Friday, April 8, 2016

Baby Quilt for Our Navy Family

This is the last of the four baby quilts I pieced in Key West. It is for a baby girl, the second child but first daughter, soon to be born to our former midshipmen and his wife. We were his sponsors while he was at the US Naval Academy in Annapolis and it's true what we'd heard during our first sponsorship briefing that these relationships often become lifelong. Though he is assigned in California after a few years in Japan, we are still close. 


Last night, as I pulled this quilt out of the dryer at the Andrews AFB campground laundry and held it up to show my husband, I realized for the first time that the design in the middle was off-center.  How does something like that escape notice when you are working so intimately with a project such as hand quilting a baby quilt?

I yo-yo'ed about what to do with it.  Initially I thought it was too late to fix it.  After sleeping on it, I woke up with that 'duh' feeling, knowing that the fix was relatively simple - I'd just cut the bottom two rows off, re-sew the binding, and call it a day. But after looking at it some more and doing measurements, I decided to leave it as it is.  I didn't want it smaller, and didn't want to pull the top off as well to sew one of the strips there just to add a couple more inches. Perhaps this error will be part of the charm of this quilt.

One of my quilting mentors told me that every quilt has a mistake made either by accident or on purpose.  In re-building a vintage Sun Bonnet Sue quilt for a friend, I found about three mistakes that I doubt the original quilter realized was there, or at least not until too late.  I actually enjoyed finding those errors.  It made me feel an even stronger connection with the woman whose hands had held that fabric and whose eyes had studied every inch of it in excruciating detail, as had mine.

I don't profess to have enough expertise that I have to make a mistake on purpose.  I know I have several mistakes in my work.  The major causes of my mistakes are lack of experience and working too fast.  If I were working slowly, to achieve as much perfection as I could, as if I were going to enter each quilt in a contest, I would have very different work from this point forward.  That's not to say that I think I've done is sloppy work. I am learning as I'm going, and I know that hand work is not the same as machine work.  I'm not sure I want a quilt that is so perfect that it looks machine sewn and store bought. And working out of an RV that doesn't always have electric hookups, or if it does, the electric source may not be the 50 amps needed to power my sewing machine as well as heat or AC or even lights.

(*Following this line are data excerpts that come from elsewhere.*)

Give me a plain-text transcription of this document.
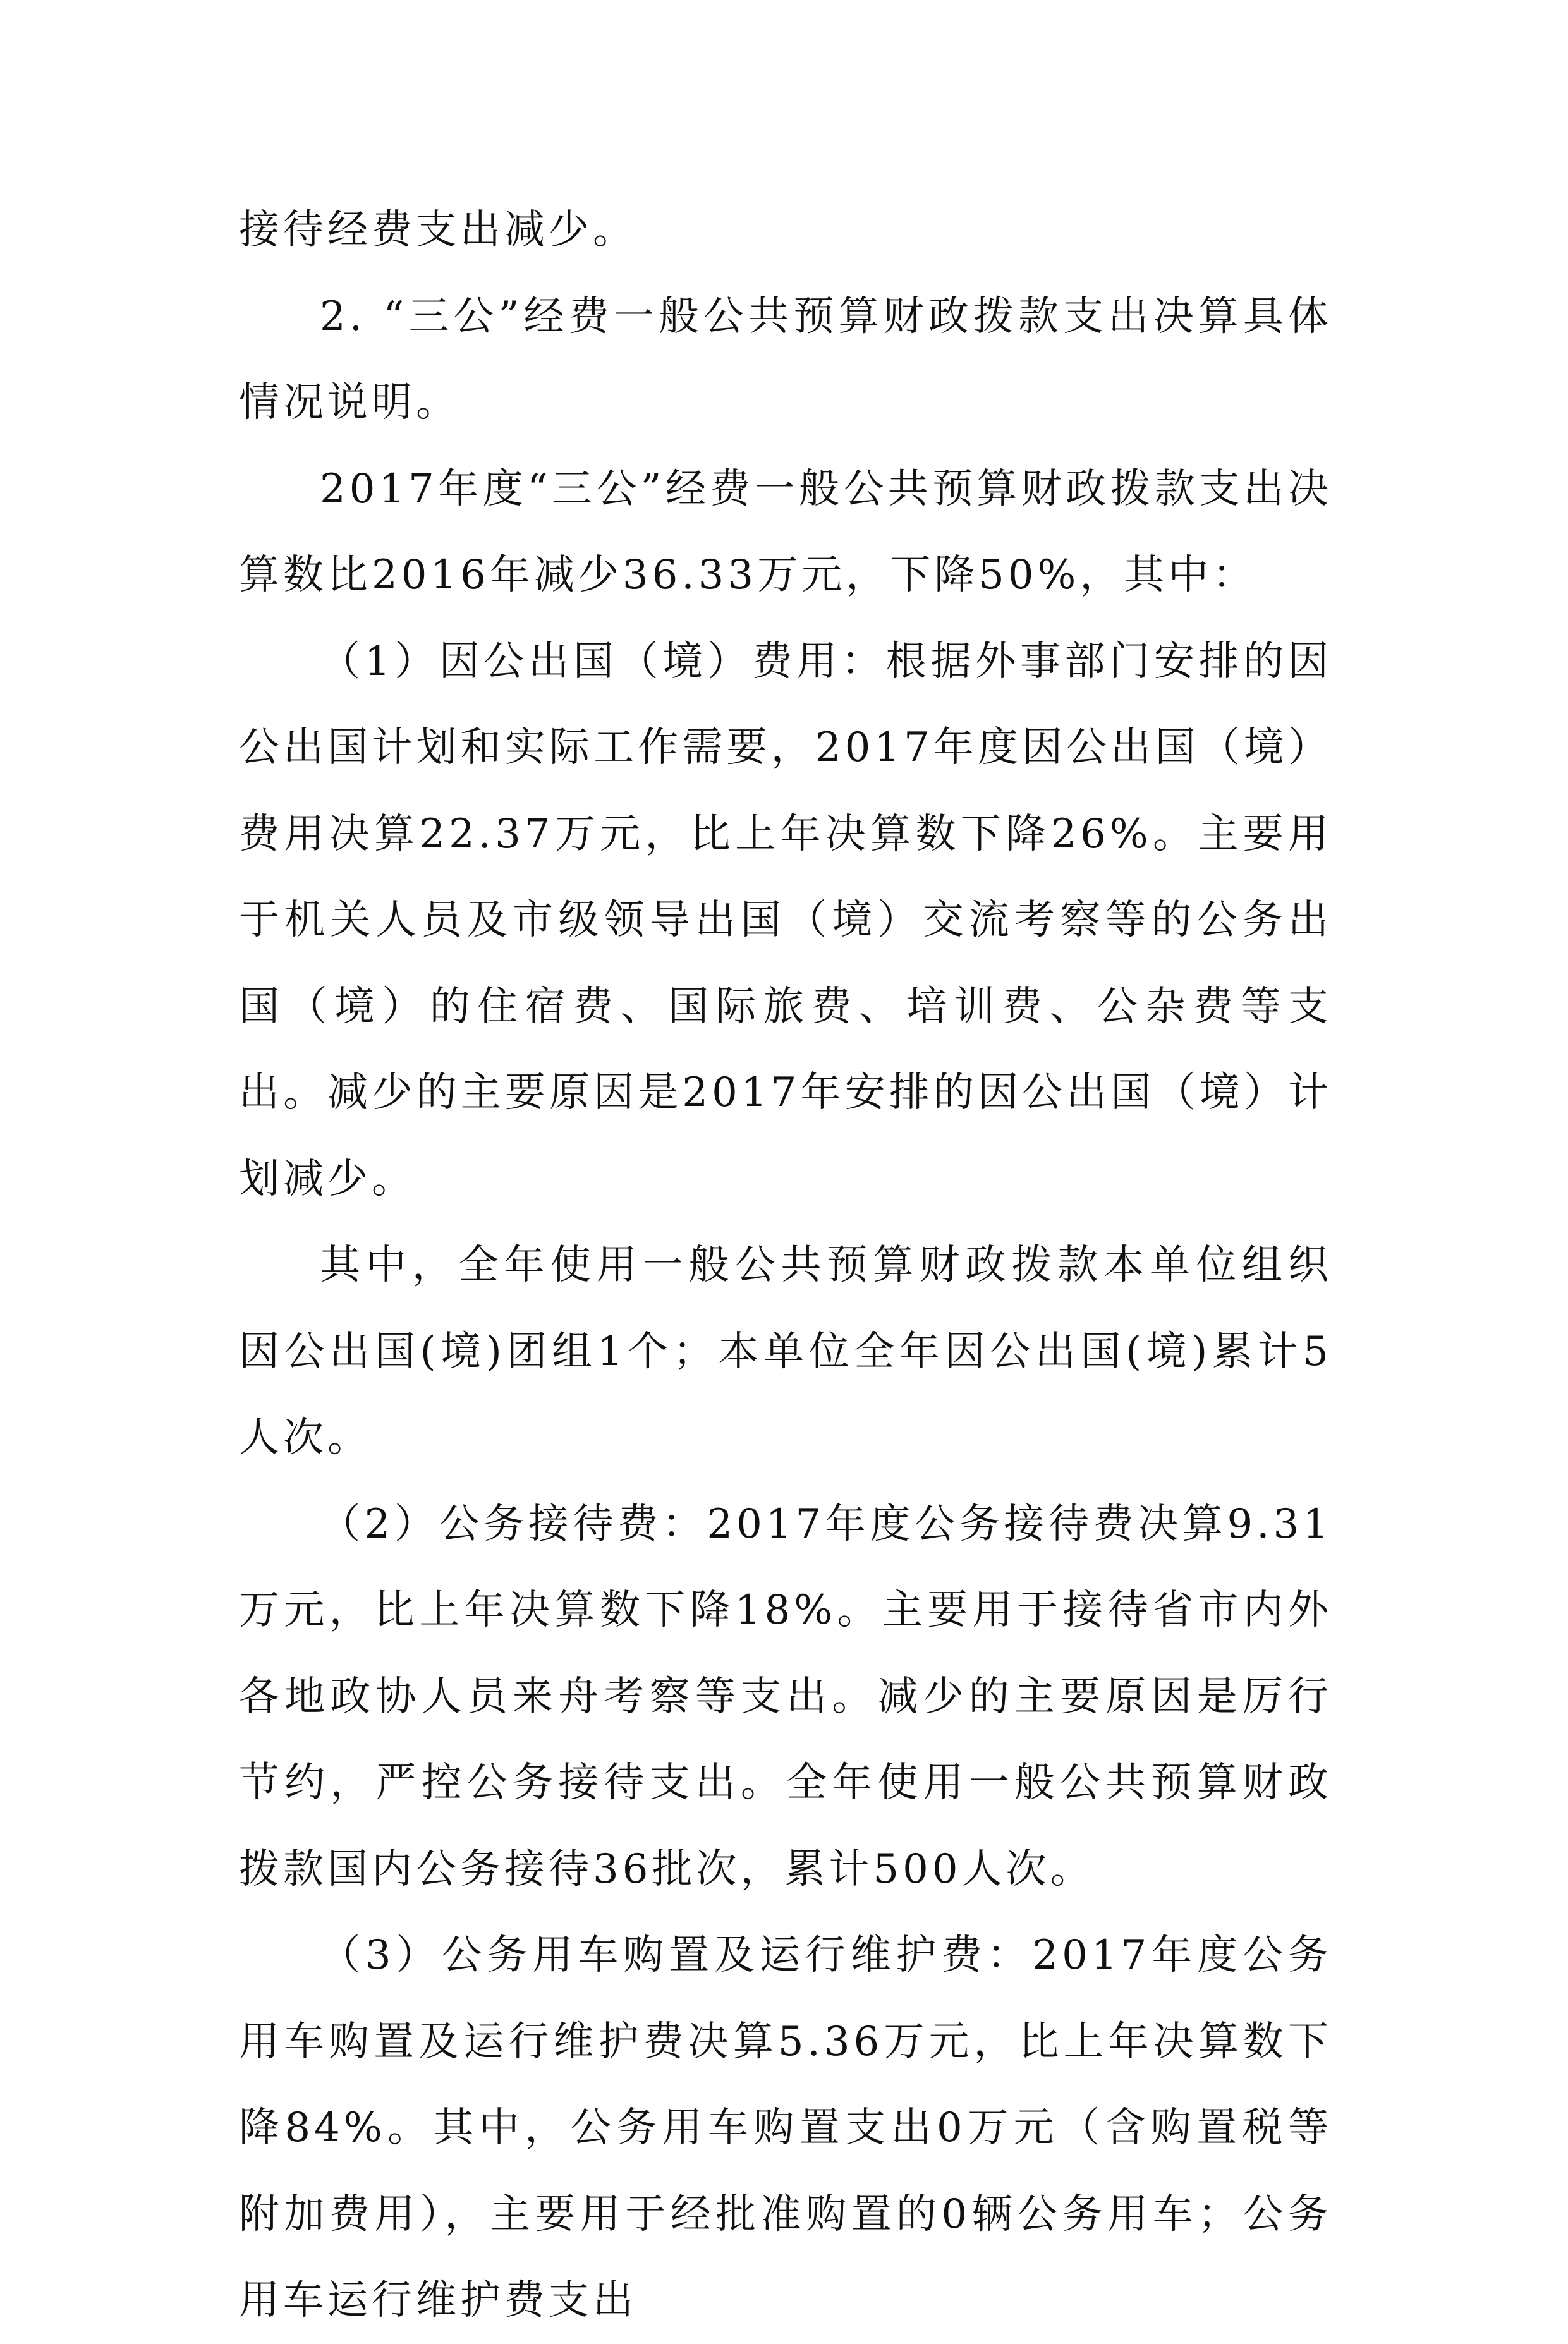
接待经费支出减少。

2. “三公”经费一般公共预算财政拨款支出决算具体情况说明。

2017年度“三公”经费一般公共预算财政拨款支出决算数比2016年减少36.33万元，下降50%，其中：

（1）因公出国（境）费用：根据外事部门安排的因公出国计划和实际工作需要，2017年度因公出国（境）费用决算22.37万元，比上年决算数下降26%。主要用于机关人员及市级领导出国（境）交流考察等的公务出国（境）的住宿费、国际旅费、培训费、公杂费等支出。减少的主要原因是2017年安排的因公出国（境）计划减少。

其中，全年使用一般公共预算财政拨款本单位组织因公出国(境)团组1个；本单位全年因公出国(境)累计5人次。

（2）公务接待费：2017年度公务接待费决算9.31万元，比上年决算数下降18%。主要用于接待省市内外各地政协人员来舟考察等支出。减少的主要原因是厉行节约，严控公务接待支出。全年使用一般公共预算财政拨款国内公务接待36批次，累计500人次。

（3）公务用车购置及运行维护费：2017年度公务用车购置及运行维护费决算5.36万元，比上年决算数下降84%。其中，公务用车购置支出0万元（含购置税等附加费用），主要用于经批准购置的0辆公务用车；公务用车运行维护费支出
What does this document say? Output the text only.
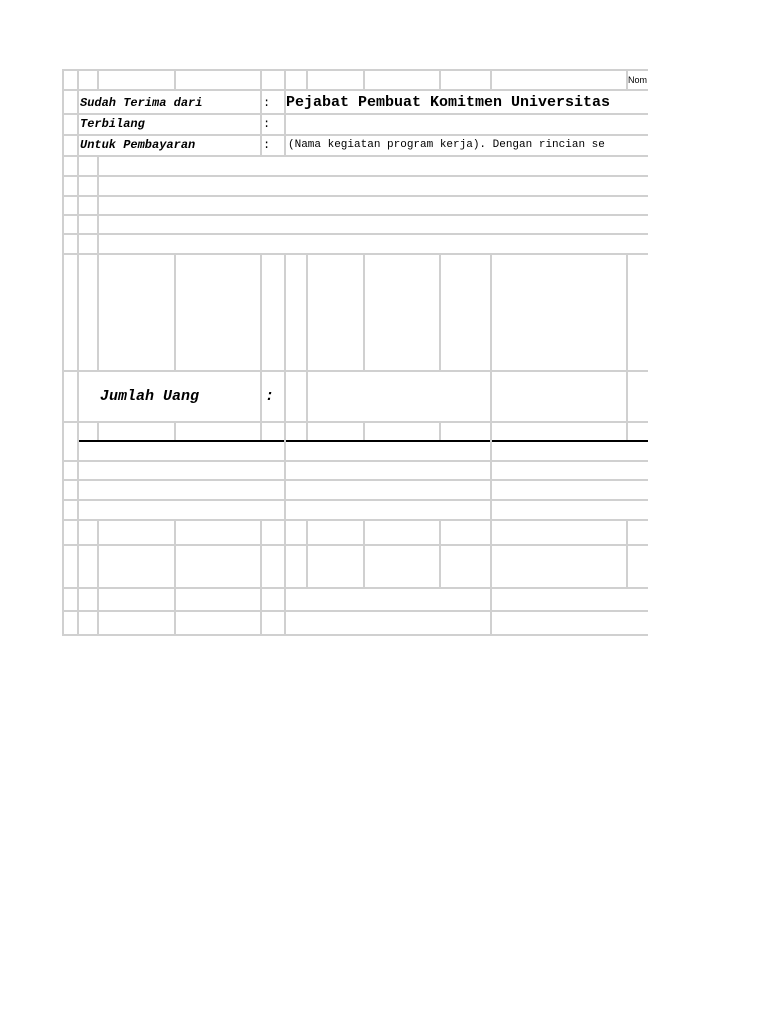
Nom
Sudah Terima dari	: Pejabat Pembuat Komitmen Universitas
Terbilang	:
Untuk Pembayaran	: (Nama kegiatan program kerja). Dengan rincian se
Jumlah Uang	:
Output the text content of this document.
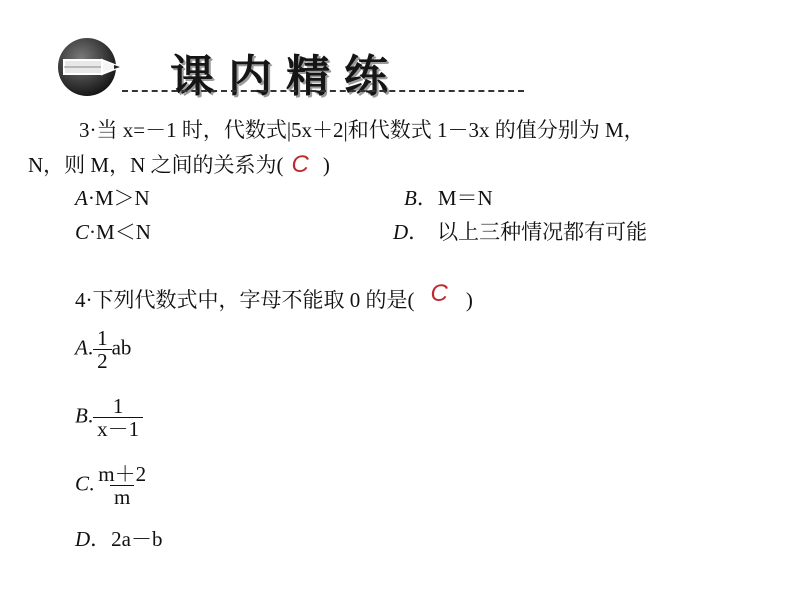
课内精练
3·当 x=－1 时，代数式|5x＋2|和代数式 1－3x 的值分别为 M，
N，则 M，N 之间的关系为( C )
A·M＞N	B．M＝N
C·M＜N	D． 以上三种情况都有可能
4·下列代数式中，字母不能取 0 的是( C )
A. $\frac{1}{2}$ ab
B. $\frac{1}{x-1}$
C. $\frac{m+2}{m}$
D．2a－b
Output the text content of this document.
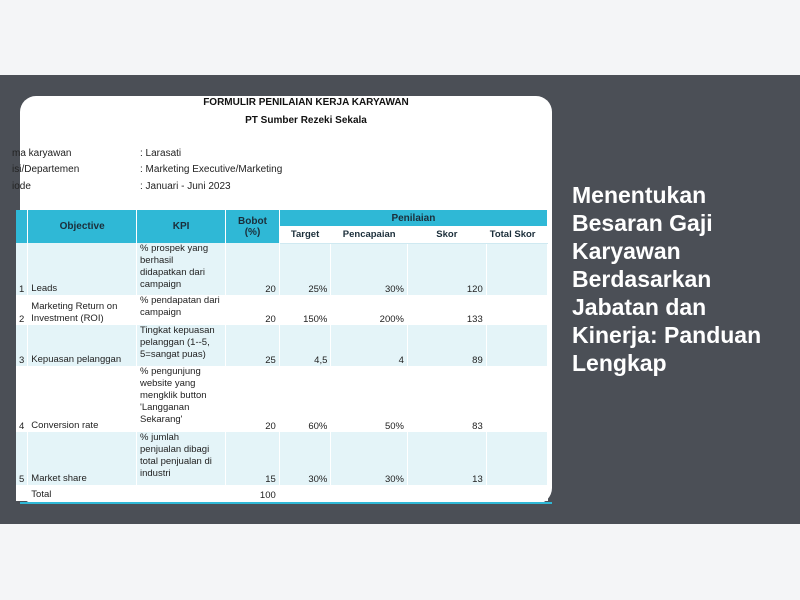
FORMULIR PENILAIAN KERJA KARYAWAN
PT Sumber Rezeki Sekala
ma karyawan	: Larasati
isi/Departemen	: Marketing Executive/Marketing
iode	: Januari - Juni 2023
	Objective	KPI	Bobot (%)	Penilaian			
				Target	Pencapaian	Skor	Total Skor
1	Leads	% prospek yang berhasil didapatkan dari campaign	20	25%	30%	120	
2	Marketing Return on Investment (ROI)	% pendapatan dari campaign	20	150%	200%	133	
3	Kepuasan pelanggan	Tingkat kepuasan pelanggan (1--5, 5=sangat puas)	25	4,5	4	89	
4	Conversion rate	% pengunjung website yang mengklik button 'Langganan Sekarang'	20	60%	50%	83	
5	Market share	% jumlah penjualan dibagi total penjualan di industri	15	30%	30%	13	
	Total		100				
Menentukan Besaran Gaji Karyawan Berdasarkan Jabatan dan Kinerja: Panduan Lengkap
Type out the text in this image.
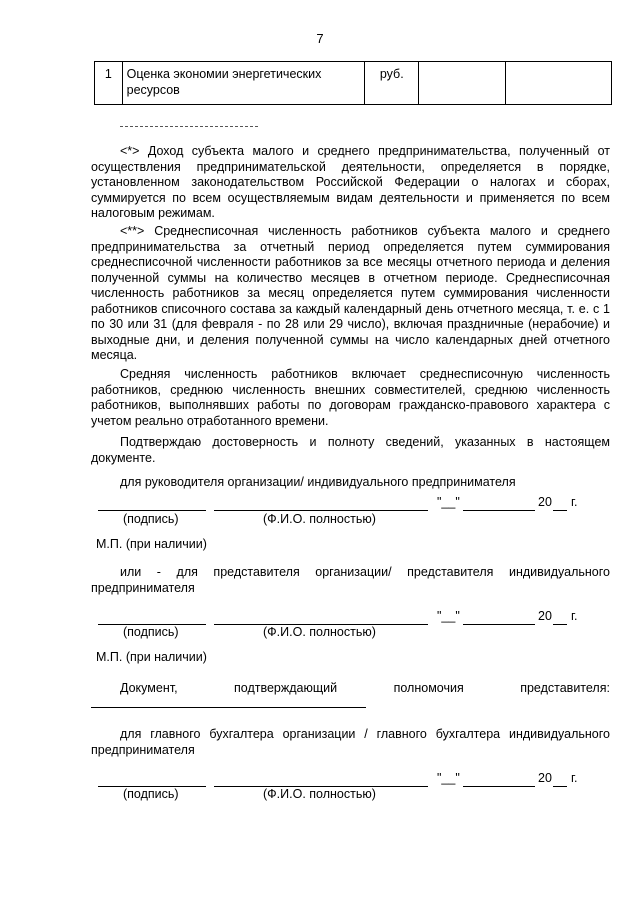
7
1	Оценка экономии энергетических ресурсов	руб.		
<*> Доход субъекта малого и среднего предпринимательства, полученный от осуществления предпринимательской деятельности, определяется в порядке, установленном законодательством Российской Федерации о налогах и сборах, суммируется по всем осуществляемым видам деятельности и применяется по всем налоговым режимам.
<**> Среднесписочная численность работников субъекта малого и среднего предпринимательства за отчетный период определяется путем суммирования среднесписочной численности работников за все месяцы отчетного периода и деления полученной суммы на количество месяцев в отчетном периоде. Среднесписочная численность работников за месяц определяется путем суммирования численности работников списочного состава за каждый календарный день отчетного месяца, т. е. с 1 по 30 или 31 (для февраля - по 28 или 29 число), включая праздничные (нерабочие) и выходные дни, и деления полученной суммы на число календарных дней отчетного месяца.
Средняя численность работников включает среднесписочную численность работников, среднюю численность внешних совместителей, среднюю численность работников, выполнявших работы по договорам гражданско-правового характера с учетом реально отработанного времени.
Подтверждаю достоверность и полноту сведений, указанных в настоящем документе.
для руководителя организации/ индивидуального предпринимателя
"__"	20 г.
(подпись)	(Ф.И.О. полностью)
М.П. (при наличии)
или - для представителя организации/ представителя индивидуального предпринимателя
"__"	20 г.
(подпись)	(Ф.И.О. полностью)
М.П. (при наличии)
Документ,	подтверждающий	полномочия	представителя:
для главного бухгалтера организации / главного бухгалтера индивидуального предпринимателя
"__"	20 г.
(подпись)	(Ф.И.О. полностью)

Having said that, I think I will slow down with my next quilt, and if that means waiting two months in the middle of a quilt while we do a long section of the Appalachian Trail, so be it.

This quilt was made with what they call a donut roll of fabric.  I was initially just going to sew the strips together and do some type of applique over them to add a personal, creative touch.  But the donut row fabric had a slight curve in each strip.  WTH?  I asked one of my quilting mentors about that and she said to iron them next time.  I'm pretty sure I'd done that.  And that was the second donut strip that I'd used for quilting a baby blanket and I had trouble with the first one as well.  I have a couple more of the donut strips (I have to admit, they are fun to buy and with on-line coupons you can get them almost half price) so I will approach even more carefully the next time.

As for this quilt, the design of smaller strips in the middle was my solution for trying to use the fabric in a way to minimize the obvious curve in the strips.  Again, working against the clock with our RV movements influenced my decision toward a quicker solution.